Middle East/Caucasus, Saudi Arabia

Jeddah – the Bride of the Red Sea

Jeddah was my absolute favorite stop during my first trip to Saudi Arabia in 2022 — mostly because it was actually walkable. A long ocean-front park stretches all the way from the Floating Mosque to Al-Balad, and both places fill with Saudis in the evenings.

Any trip to Jeddah feels like traveling alongside pilgrims. Many are wrapped in thick, towel-like white cloths. Jeddah is the gateway for pilgrimages to Mecca and Medina.

Al-Balad, ancient houses made of coral-stone now being renovated

In 2022, there was no place in Saudi Arabia where Vision 2030 felt more visible — the massive project, launched in 2016, to diversify the economy and reduce dependence on oil by developing tourism, healthcare, education, and technology.

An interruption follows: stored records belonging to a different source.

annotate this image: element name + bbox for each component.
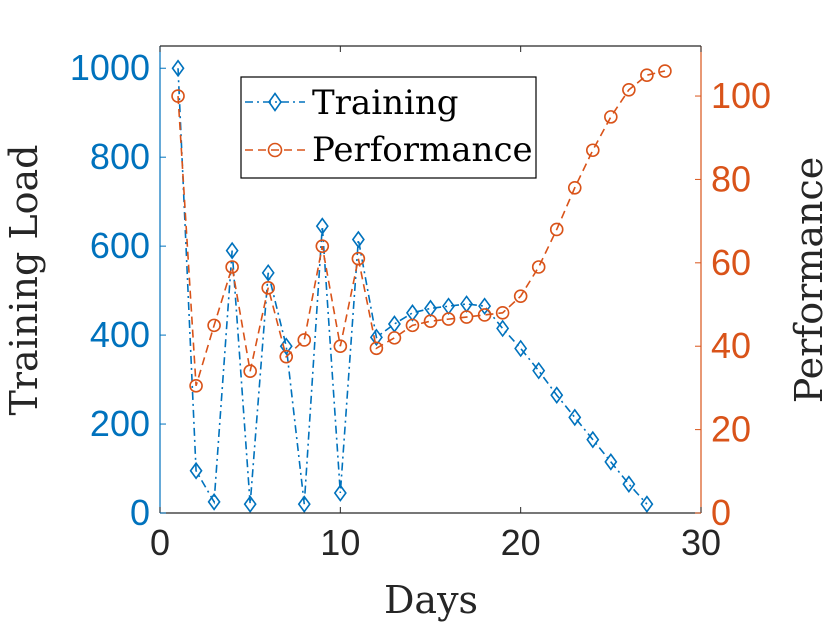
training-point xyxy=(315,217,329,235)
training-point xyxy=(405,304,419,322)
performance-point xyxy=(369,341,384,356)
y-tick-label-left: 800 xyxy=(90,136,150,177)
performance-point xyxy=(243,364,257,379)
x-tick-label: 0 xyxy=(150,522,170,563)
performance-point xyxy=(658,64,672,78)
training-point xyxy=(171,59,185,78)
y-tick-label-right: 60 xyxy=(711,242,751,283)
y-tick-label-right: 20 xyxy=(711,409,751,450)
performance-point xyxy=(585,143,600,158)
y-tick-label-left: 1000 xyxy=(70,47,150,88)
x-tick-label: 10 xyxy=(320,522,360,563)
y-tick-label-left: 200 xyxy=(90,403,150,444)
y-axis-label-right: Performance xyxy=(787,157,831,404)
y-tick-label-right: 80 xyxy=(711,158,751,199)
performance-point xyxy=(225,260,239,274)
legend-performance-marker xyxy=(267,142,283,158)
legend: Training Performance xyxy=(240,76,537,179)
performance-point xyxy=(351,251,366,266)
y-tick-label-right: 0 xyxy=(711,492,731,533)
training-point xyxy=(351,230,365,249)
performance-point xyxy=(405,318,420,333)
performance-point xyxy=(495,306,510,320)
y-tick-label-right: 100 xyxy=(711,75,771,116)
performance-series-line xyxy=(177,70,666,387)
training-point xyxy=(333,484,347,502)
performance-point xyxy=(279,349,294,364)
legend-training-label: Training xyxy=(312,83,459,123)
y-tick-label-left: 600 xyxy=(90,225,150,266)
x-axis-label: Days xyxy=(384,578,478,622)
y-axis-label-left: Training Load xyxy=(2,145,46,416)
x-tick-label: 30 xyxy=(681,522,721,563)
performance-point xyxy=(441,312,456,326)
performance-point xyxy=(640,68,654,82)
performance-point xyxy=(459,310,474,324)
training-point xyxy=(622,475,636,493)
training-point xyxy=(369,328,383,347)
y-tick-label-left: 0 xyxy=(130,492,150,533)
training-point xyxy=(261,263,275,282)
training-point xyxy=(586,430,600,449)
training-point xyxy=(514,339,528,358)
training-point xyxy=(478,297,492,316)
performance-point xyxy=(477,308,492,322)
performance-point xyxy=(513,289,528,303)
training-point xyxy=(243,495,257,513)
training-point xyxy=(532,361,546,380)
performance-point xyxy=(207,318,221,333)
x-tick-label: 20 xyxy=(501,522,541,563)
performance-point xyxy=(189,379,203,393)
training-series-line xyxy=(177,68,648,505)
performance-point xyxy=(171,89,185,103)
legend-box xyxy=(240,76,537,179)
training-point xyxy=(496,319,510,338)
performance-point xyxy=(567,180,582,195)
performance-point xyxy=(531,260,546,274)
training-point xyxy=(640,495,654,513)
performance-point xyxy=(261,281,276,295)
performance-point xyxy=(387,331,402,345)
y-tick-label-left: 400 xyxy=(90,314,150,355)
training-point xyxy=(387,315,401,333)
performance-point xyxy=(315,239,330,253)
performance-point xyxy=(622,82,636,97)
legend-performance-label: Performance xyxy=(312,130,533,170)
performance-point xyxy=(423,314,438,328)
training-point xyxy=(568,408,582,427)
training-point xyxy=(207,493,221,511)
training-point xyxy=(604,452,618,471)
performance-point xyxy=(297,333,312,347)
performance-point xyxy=(333,339,348,354)
performance-point xyxy=(604,110,618,124)
performance-point xyxy=(549,222,564,237)
y-tick-label-right: 40 xyxy=(711,325,751,366)
training-point xyxy=(225,241,239,260)
training-point xyxy=(550,386,564,404)
legend-training-marker xyxy=(268,92,282,112)
training-point xyxy=(189,461,203,480)
training-point xyxy=(297,495,311,513)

large advertisments promoting aktivities in Jeddah

Reviving Al-Balad

Jeddah’s historic center, Al-Balad, is a captivating glimpse into the city’s rich past. Famous for its 500+ coral-stone houses, many of which date back centuries, Al-Balad is a treasure trove of architectural heritage. The homes are adorned with wooden balconies called rawashin, which not only add charm but also serve practical purposes: they protect the interior from harsh sunlight, keep the living quarters cool in the desert heat, and provide privacy. Walking through

Al-Balad

My first mistake was wandering around during the day. Most shops were closed, and the only people around were construction workers. Many houses are still in bad shape, and large and numerous signs “Ministry of Culture” suggest restoration is only just beginning.

Al- Balad dilapidated houses about to be renovated

Al-Balad, cozy corners but deserted during the day

At night, though, Al-Balad comes to life — souqs filled with handmade crafts, spices, jewelry, and textiles. Whether the revival succeeds will depend on how many cafés, shops, and restaurants eventually return. There are a few already, along with a small museum, but it still feels like the beginning of something.

Saudi families on the Corniche

The south of Al-Balad is full of jewellry shop

Material for making thawb, the white ankle-long attire for men

Being the only Western tourist sometimes felt awkward. Once, I spotted a small group of Indian visitors with a guide and simply joined them — suddenly, I felt less exposed and more like I belonged.

Biedermeier coffee from Vienna

Biedermeier coffee from Vienna

root-top café in Jeddah

Ocean-front Walk

At the northern end of the corniche stands Jeddah’s Floating Mosque, which really does seem to hover above the water at high tide — especially beautiful at sunset. Like everywhere in Saudi Arabia, the place buzzes at night with families enjoying the breeze and the greenery.

Ocean front walk

Floating Mosque

My hotel wasn’t far away — I could see it from the rooftop terrace. It was popular with pilgrims from Indonesia, so most of the food served was Indonesian. In the evenings, men gathered on the terrace, some wrapped in the white cloth worn by pilgrims, called Ihram.

Jeddah – Fish Market

One of the most memorable experiences was the fish market. I met a British woman on the plane and we did some exploring together, like walking to the fish market, which was really far and drivers gave aus surprised looks. I was really glas not to be alone. Two Europeans walking in the middle of nowhere is not a common sites in Saudi Arabia.

fit market, buy and have it cooked right there

this beautiful parrot fish – I could have never eaten such a beauty

Once we arrived, we couldn’t believe the variety of fish on offer — some still jumping around, others so brightly colored they looked unreal.

Luckily, we met a Pakistani vendor who spoke English and told us there was a restaurant on-site where they could cook whatever we bought. It was so affordable that we splurged: lobster, king prawns, and much more — probably too much, as it turned out.

Finding the restaurant wasn’t easy at first. Our guide pointed to a door, which opened onto a crowded room full of young men. Amanda and I hesitated, but he reassured us: “It is okay now,” referring to the easing of gender separation rules. Feeling a bit uneasy, we decided to stick to the family section instead. It was a small but striking reminder of how quickly Saudi Arabia is changing — sometimes faster than our own mindset could keep up with.

Amanda and me enjoying our catch in the family section

family section – small cubicles with a plastic sheet providing privacy

There was a whole procedure to eating the fish we had chosen at the market. First, we picked out the fish, then took them to a station where they were weighed, cleaned, and prepared for cooking.

The men doing the cleaning were all Filipino. For a small tip, I was even allowed to step closer and record a short video — a little behind-the-scenes glimpse that made the experience feel more personal and memorable.